For folks who rely on a ride, route problems and long wait times can mean trouble getting to work or doctor’s appointments.
“I depend on public transportation to get back and forth to work I have to take care of a family,” said Keyonna Manning.
Birmingham City Councilor Darrell O’Quinn told CBS 42 that he and Councilman John Hilliard have been exploring alternative forms of transportation that might better serve the community. Many city jobs are not accessible via bus.
“There’s about 60 percent of the city that’s currently not served by the fixed bus routes,” said O’Quinn.
O’Quinn is currently in California at a transportation meeting where he will discuss the issue.

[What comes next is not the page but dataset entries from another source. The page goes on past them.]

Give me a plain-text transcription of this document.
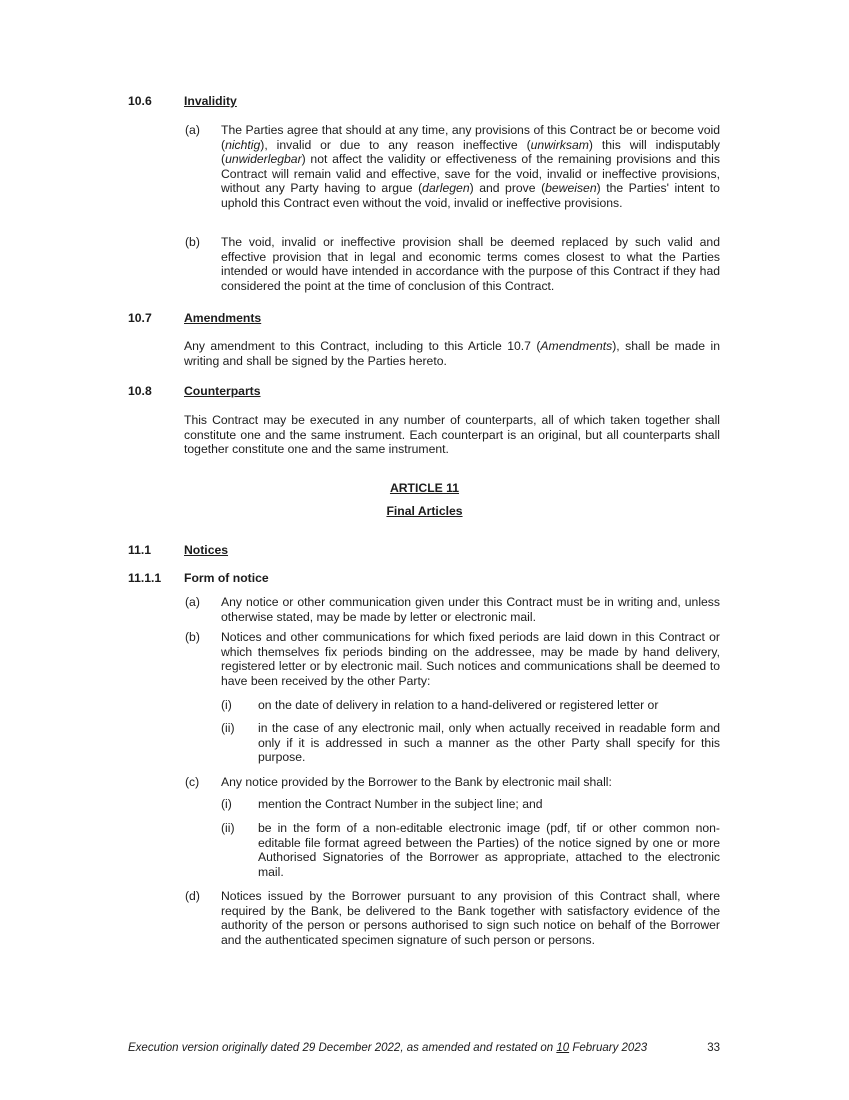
10.6	Invalidity
(a) The Parties agree that should at any time, any provisions of this Contract be or become void (nichtig), invalid or due to any reason ineffective (unwirksam) this will indisputably (unwiderlegbar) not affect the validity or effectiveness of the remaining provisions and this Contract will remain valid and effective, save for the void, invalid or ineffective provisions, without any Party having to argue (darlegen) and prove (beweisen) the Parties' intent to uphold this Contract even without the void, invalid or ineffective provisions.
(b) The void, invalid or ineffective provision shall be deemed replaced by such valid and effective provision that in legal and economic terms comes closest to what the Parties intended or would have intended in accordance with the purpose of this Contract if they had considered the point at the time of conclusion of this Contract.
10.7	Amendments
Any amendment to this Contract, including to this Article 10.7 (Amendments), shall be made in writing and shall be signed by the Parties hereto.
10.8	Counterparts
This Contract may be executed in any number of counterparts, all of which taken together shall constitute one and the same instrument. Each counterpart is an original, but all counterparts shall together constitute one and the same instrument.
ARTICLE 11
Final Articles
11.1	Notices
11.1.1 Form of notice
(a) Any notice or other communication given under this Contract must be in writing and, unless otherwise stated, may be made by letter or electronic mail.
(b) Notices and other communications for which fixed periods are laid down in this Contract or which themselves fix periods binding on the addressee, may be made by hand delivery, registered letter or by electronic mail. Such notices and communications shall be deemed to have been received by the other Party:
(i) on the date of delivery in relation to a hand-delivered or registered letter or
(ii) in the case of any electronic mail, only when actually received in readable form and only if it is addressed in such a manner as the other Party shall specify for this purpose.
(c) Any notice provided by the Borrower to the Bank by electronic mail shall:
(i) mention the Contract Number in the subject line; and
(ii) be in the form of a non-editable electronic image (pdf, tif or other common non-editable file format agreed between the Parties) of the notice signed by one or more Authorised Signatories of the Borrower as appropriate, attached to the electronic mail.
(d) Notices issued by the Borrower pursuant to any provision of this Contract shall, where required by the Bank, be delivered to the Bank together with satisfactory evidence of the authority of the person or persons authorised to sign such notice on behalf of the Borrower and the authenticated specimen signature of such person or persons.
Execution version originally dated 29 December 2022, as amended and restated on 10 February 2023	33
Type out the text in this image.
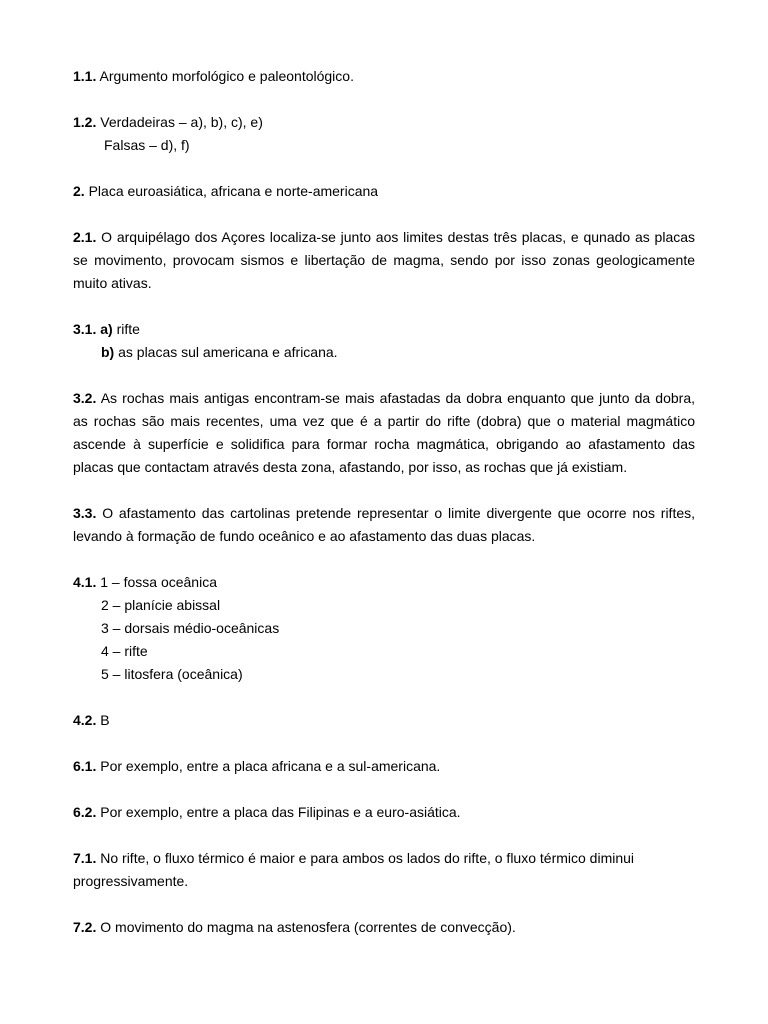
1.1. Argumento morfológico e paleontológico.

1.2. Verdadeiras – a), b), c), e)

Falsas – d), f)

2. Placa euroasiática, africana e norte-americana

2.1. O arquipélago dos Açores localiza-se junto aos limites destas três placas, e qunado as placas se movimento, provocam sismos e libertação de magma, sendo por isso zonas geologicamente muito ativas.

3.1. a) rifte

b) as placas sul americana e africana.

3.2. As rochas mais antigas encontram-se mais afastadas da dobra enquanto que junto da dobra, as rochas são mais recentes, uma vez que é a partir do rifte (dobra) que o material magmático ascende à superfície e solidifica para formar rocha magmática, obrigando ao afastamento das placas que contactam através desta zona, afastando, por isso, as rochas que já existiam.

3.3. O afastamento das cartolinas pretende representar o limite divergente que ocorre nos riftes, levando à formação de fundo oceânico e ao afastamento das duas placas.

4.1. 1 – fossa oceânica

2 – planície abissal

3 – dorsais médio-oceânicas

4 – rifte

5 – litosfera (oceânica)

4.2. B

6.1. Por exemplo, entre a placa africana e a sul-americana.

6.2. Por exemplo, entre a placa das Filipinas e a euro-asiática.

7.1. No rifte, o fluxo térmico é maior e para ambos os lados do rifte, o fluxo térmico diminui progressivamente.

7.2. O movimento do magma na astenosfera (correntes de convecção).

A microtranasit system is envisioned to be a public-private partnership, O’Quinn said, adding that the city could subsidize the cost of a ride to make the system more affordable.
The city aims to reduce dependency on vehicles, but O’Quinn knows it is difficult for neighbors to accomplish many tasks without a private vehicle.
With a microtransit system, neighbors might share a ride but should have a more direct route.
“I stay in west end so I’ve got to go all the way downtown to come all the way back over here so some of the connections are bad,” said Warren.
Chariot and Via are two companies listed as examples of on-demand ride sharing companies in the city’s RFP.
O’Quinn said he learned about Via and its’ partnership with the City of Arlington in Texas. It is one of many companies the city wants to hear from as it hopes to start a pilot program across the city.
In the RFP, the city has a list of qualifications for vendors. Vendors must operate 7 days a week between 7a.m. – 7 p.m.
The city must be allowed to set fare prices. Wait times must not average more than 15 minutes. Users must not be required to have a smart phone to pay for the service. A vendor must also agree to work with the BJCTA.